Une bonne recette un peu édulcorée…
Deus Ex Mankind Divided reprend la recette du premier opus en l’améliorant sur certains points. Pourtant ces améliorations s’accompagneront de certaines choix scénaristiques ou financiers qui ne manqueront pas de faire grincer des dents nombre de joueurs.
Plantons le décor : l’histoire se déroule quelques années après les événements décrits dans le premier opus, alors qu’une vraie ségrégation entre humain et augmentés a vu le jour, après le carnage que l’on décrira pudiquement comme « l’incident ». Les augmentés dont l’humanité se méfiait font l’objet maintenant d’un véritable apartheid, avec contrôles policiers, ghettos, oppression et tout ce qui va avec. Les thèmes intelligemment développés lors du premier opus réapparaîtront, mais malheureusement de manière plus caricaturale. Autant les luttes de pouvoirs entre les diverses corporations sont toujours présentes et le scénario navigue allègrement dans des complots imbriqués les uns aux autres, autant la subtilité de la géopolitique et des luttes de pouvoirs instillée dans le premier semble se réduire à une lutte plutôt manichéenne entre pro et anti-augmentés.
De fait, on s’y retrouvera un peu plus dans les tenants et les aboutissants parfois un peu confus lors du premier opus, mais on y perd clairement au niveau de la subtilité du message et de l’écriture générale des dialogues. Les scénaristes se perdent d’ailleurs parfois dans certaines phrases sibyllines insinuant certains agendas cachés ou obscurs complots, qui, lorsqu’on creusent un peu sont au mieux artificiels ou au pire n’ont plus aucun sens dans la trame générale. Bref, on y perd clairement dans le monde décrit, et le jeu reste plutôt décevant au niveau de l’écriture comparé au premier opus.
Si l’aspect manichéenne est vraiment manifeste au début, l’intrigue gagne heureusement en complexité au fur et à mesure de l’avancée, et se conclut de manière plutôt abrupte sans vraiment donner de réponse à un certain nombre d’éléments soulevés au fur et à mesure de l’avancée du joueur. De là à conclure que le jeu ait été volontairement coupé de certains de ses éléments est un pas qu’on ne franchira pas (après tout, l’histoire s’achève réellement à son dénouement), mais il est clair que Square Enix s’est gardé un certain nombre de portes ouvertes pour une poignée de DLCs qui apporteront sans aucun doutes des réponses aux points non traités, …sans compter le teaser planqué derrière le générique de fin.

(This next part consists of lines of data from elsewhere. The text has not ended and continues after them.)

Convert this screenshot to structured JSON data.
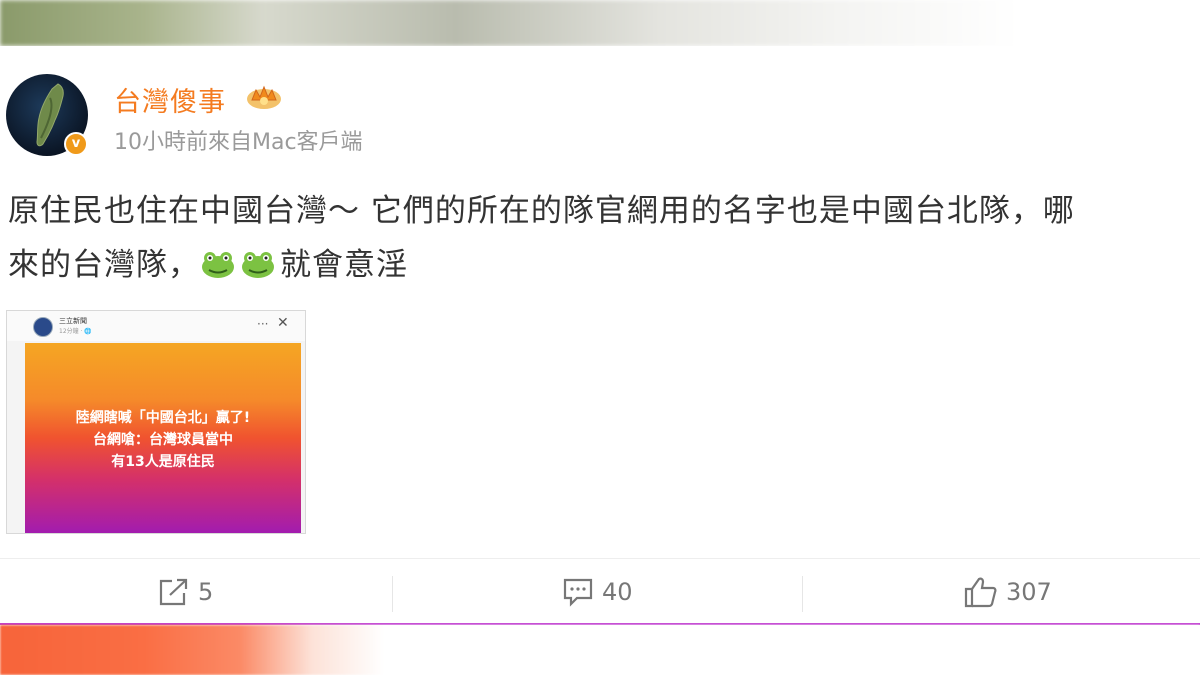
{
  "post": {
    "username": "台灣傻事",
    "meta": "10小時前來自Mac客戶端",
    "content_line1": "原住民也住在中國台灣～ 它們的所在的隊官網用的名字也是中國台北隊，哪",
    "content_line2_a": "來的台灣隊，",
    "content_line2_b": "就會意淫",
    "verified_mark": "v",
    "emoji": "frog-icon"
  },
  "embedded_image": {
    "source_name": "三立新聞",
    "source_time": "12分鐘 · 🌐",
    "dots": "···",
    "close": "✕",
    "text_line1": "陸網瞎喊「中國台北」贏了!",
    "text_line2": "台網嗆：台灣球員當中",
    "text_line3": "有13人是原住民"
  },
  "actions": {
    "repost_count": "5",
    "comment_count": "40",
    "like_count": "307"
  },
  "colors": {
    "username": "#f47b20",
    "meta": "#9a9a9a",
    "text": "#333333",
    "action": "#777777",
    "divider": "#c040d0"
  }
}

…un ingrédient un peu faisandé…
Quelques lignes au sujet de la politique commerciale initiée par Square Enix, avec l’annonce du premier DLC presque simultanément à la sortie du titre principal. Ce dernier, dont la disponibilité a été prévue très exactement un mois après la sortie, n’a pas manqué de déclencher une certaine démangeaison au fondement des joueurs, surtout au vu des éléments scénaristiques non traités par le jeu de base.
On constate aussi une sérieuse propension de l’éditeur à gratter les fonds de tiroir avec de la vente de bonus ingame digne des jeux free-to-play les plus pourris. Même si la page est relativement discrète, il sera en effet possible d’acheter quelques kit Praxis afin d’améliorer son personnage moyennant quelques Euros. D’un autre côté, encore plus vicieux est la récompense de deux kits praxis offerts pour l’acquéreur du jeu mobile.
Si tout cela reste assez marginal et s’apparente plus à de la triche qu’à des éléments indispensables au jeu (genre jeu en kit), le principe reste bien naze et garde l’odeur d’une chaussette usagée de coureur de marathon. On commence par des kits Praxis pour précommande, ensuite pour une appli smartphone donnant droit à des bonus, et on termine par vendre de la progression de votre personnage ingame, où s’arrête-t-on ?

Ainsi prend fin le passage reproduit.